Dian mengatakan, meskipun tingkat imbal hasil surat utang AS masih di level yang tinggi dan berdampak pada kenaikan yield SBN, namun risiko pasar yang terkait portfolio SBN relatif telah termitigasi. “Karena perbankan telah menyesuaikan durasi SBN serta melakukan rebalancing jenis portfolio baik yang bersifat held to maturity maupun available for sale, sehingga potensi kerugian dari perubahan nilai wajar surat berharga tidak mengganggu permodalan bank,” jelasnya.

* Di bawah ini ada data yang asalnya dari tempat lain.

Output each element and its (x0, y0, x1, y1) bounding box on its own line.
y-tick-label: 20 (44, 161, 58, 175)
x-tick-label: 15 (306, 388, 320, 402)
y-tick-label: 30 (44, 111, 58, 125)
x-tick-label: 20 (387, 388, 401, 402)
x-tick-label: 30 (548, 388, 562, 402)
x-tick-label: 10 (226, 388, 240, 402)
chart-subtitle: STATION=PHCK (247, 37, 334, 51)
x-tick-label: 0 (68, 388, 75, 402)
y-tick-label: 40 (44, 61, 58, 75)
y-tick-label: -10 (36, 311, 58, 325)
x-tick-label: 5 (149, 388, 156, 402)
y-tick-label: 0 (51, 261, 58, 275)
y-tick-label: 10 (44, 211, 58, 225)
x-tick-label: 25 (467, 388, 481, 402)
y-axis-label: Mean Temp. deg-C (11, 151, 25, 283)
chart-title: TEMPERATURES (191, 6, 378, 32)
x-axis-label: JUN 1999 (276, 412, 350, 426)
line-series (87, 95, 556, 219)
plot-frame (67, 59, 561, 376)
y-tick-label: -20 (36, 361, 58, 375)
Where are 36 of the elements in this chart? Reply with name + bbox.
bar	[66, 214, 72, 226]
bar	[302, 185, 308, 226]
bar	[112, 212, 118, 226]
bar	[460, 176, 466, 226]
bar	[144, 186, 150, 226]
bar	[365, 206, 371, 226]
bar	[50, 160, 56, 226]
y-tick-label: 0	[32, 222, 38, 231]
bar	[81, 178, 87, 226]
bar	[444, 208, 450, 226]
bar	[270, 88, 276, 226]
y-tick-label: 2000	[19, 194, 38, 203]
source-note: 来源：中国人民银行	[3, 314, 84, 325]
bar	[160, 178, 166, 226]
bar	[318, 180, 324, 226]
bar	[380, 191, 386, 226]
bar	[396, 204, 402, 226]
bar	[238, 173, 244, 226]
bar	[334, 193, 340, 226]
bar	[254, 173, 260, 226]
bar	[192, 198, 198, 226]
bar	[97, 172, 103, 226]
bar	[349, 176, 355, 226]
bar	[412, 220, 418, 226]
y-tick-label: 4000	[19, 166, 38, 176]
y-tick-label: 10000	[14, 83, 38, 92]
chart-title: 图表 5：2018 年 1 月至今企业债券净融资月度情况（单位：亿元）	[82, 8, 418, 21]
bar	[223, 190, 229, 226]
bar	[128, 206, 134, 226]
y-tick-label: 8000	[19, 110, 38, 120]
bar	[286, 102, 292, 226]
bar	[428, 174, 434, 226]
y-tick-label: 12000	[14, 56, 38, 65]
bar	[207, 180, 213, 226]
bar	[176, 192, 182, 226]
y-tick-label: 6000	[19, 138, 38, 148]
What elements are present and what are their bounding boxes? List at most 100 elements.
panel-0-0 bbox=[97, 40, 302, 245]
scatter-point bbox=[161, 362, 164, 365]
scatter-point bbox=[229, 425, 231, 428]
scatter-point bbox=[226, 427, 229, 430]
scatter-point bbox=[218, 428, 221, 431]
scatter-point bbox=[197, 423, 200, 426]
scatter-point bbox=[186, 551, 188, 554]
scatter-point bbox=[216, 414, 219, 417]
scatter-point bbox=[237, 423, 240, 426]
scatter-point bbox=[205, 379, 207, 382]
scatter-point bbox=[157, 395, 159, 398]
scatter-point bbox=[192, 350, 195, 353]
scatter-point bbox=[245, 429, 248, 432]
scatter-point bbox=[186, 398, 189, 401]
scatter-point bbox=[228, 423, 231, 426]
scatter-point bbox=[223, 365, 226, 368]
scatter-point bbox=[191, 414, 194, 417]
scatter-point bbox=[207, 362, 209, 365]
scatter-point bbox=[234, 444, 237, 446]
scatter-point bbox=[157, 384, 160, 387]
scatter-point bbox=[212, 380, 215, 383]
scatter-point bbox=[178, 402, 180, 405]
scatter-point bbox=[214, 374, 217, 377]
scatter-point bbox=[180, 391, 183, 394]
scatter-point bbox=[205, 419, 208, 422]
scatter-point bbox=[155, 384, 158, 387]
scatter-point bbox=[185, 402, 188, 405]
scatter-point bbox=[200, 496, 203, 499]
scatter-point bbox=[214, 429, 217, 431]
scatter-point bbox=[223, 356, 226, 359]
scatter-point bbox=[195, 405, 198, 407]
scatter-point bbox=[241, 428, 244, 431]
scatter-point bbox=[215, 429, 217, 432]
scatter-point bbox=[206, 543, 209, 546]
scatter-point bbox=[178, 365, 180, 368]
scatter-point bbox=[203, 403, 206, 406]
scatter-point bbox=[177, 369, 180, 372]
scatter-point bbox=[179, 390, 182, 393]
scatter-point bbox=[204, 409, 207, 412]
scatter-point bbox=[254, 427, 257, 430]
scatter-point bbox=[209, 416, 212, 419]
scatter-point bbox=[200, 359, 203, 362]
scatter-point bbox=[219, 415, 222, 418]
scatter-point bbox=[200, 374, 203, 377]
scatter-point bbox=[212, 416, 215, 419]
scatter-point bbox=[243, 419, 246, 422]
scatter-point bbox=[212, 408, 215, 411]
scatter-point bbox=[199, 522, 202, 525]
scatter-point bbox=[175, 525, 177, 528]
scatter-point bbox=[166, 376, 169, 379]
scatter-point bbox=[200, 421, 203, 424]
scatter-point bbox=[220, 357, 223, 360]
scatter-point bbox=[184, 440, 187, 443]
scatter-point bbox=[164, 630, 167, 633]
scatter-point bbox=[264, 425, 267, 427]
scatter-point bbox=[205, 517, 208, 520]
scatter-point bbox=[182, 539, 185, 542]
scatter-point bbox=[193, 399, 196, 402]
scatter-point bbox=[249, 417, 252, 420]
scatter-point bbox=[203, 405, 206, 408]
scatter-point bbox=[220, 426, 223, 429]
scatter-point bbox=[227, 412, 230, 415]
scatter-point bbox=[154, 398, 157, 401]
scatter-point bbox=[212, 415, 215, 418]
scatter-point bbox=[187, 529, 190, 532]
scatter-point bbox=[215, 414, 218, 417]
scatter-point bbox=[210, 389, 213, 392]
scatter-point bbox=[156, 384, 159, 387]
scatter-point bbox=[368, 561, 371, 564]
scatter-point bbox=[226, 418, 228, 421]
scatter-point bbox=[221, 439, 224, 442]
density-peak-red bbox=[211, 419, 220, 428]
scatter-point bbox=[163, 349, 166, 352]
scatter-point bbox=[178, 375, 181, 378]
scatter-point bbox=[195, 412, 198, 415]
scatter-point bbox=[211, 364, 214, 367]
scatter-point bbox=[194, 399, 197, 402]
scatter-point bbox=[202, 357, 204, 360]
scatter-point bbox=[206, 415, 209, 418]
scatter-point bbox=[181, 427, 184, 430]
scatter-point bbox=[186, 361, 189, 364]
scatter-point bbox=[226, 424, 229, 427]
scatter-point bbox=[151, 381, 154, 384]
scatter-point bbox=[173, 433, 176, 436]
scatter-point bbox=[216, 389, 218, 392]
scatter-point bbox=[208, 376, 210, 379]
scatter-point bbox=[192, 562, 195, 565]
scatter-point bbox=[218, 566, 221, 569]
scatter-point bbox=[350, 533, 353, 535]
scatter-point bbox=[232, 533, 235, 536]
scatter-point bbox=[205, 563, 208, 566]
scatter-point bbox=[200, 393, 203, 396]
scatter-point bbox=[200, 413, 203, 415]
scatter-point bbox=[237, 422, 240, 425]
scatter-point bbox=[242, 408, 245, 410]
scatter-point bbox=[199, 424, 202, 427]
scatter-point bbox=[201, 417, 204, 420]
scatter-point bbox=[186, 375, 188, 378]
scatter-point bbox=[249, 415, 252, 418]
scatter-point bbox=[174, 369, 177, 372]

Terkait pelemahan nilai tukar rupiah, Dian mengatakan, portofolio perbankan secara umum relatif tidak terpengaruh karena Posisi Devisa Neto (PDN) perbankan tercatat stabil di level 1,76 persen, jauh di bawah threshold 20 persen. Berdasarkan hasil asesmen, industri perbankan tetap resilien dan mampu menyerap potensi risiko di tengah kondisi tersebut.

“Namun bank terus melakukan stress test pada berbagai skenario untuk menguji ketahanan permodalan maupun likuiditas sesuai dengan prinsip manajemen risiko,” imbaunya. (RMID)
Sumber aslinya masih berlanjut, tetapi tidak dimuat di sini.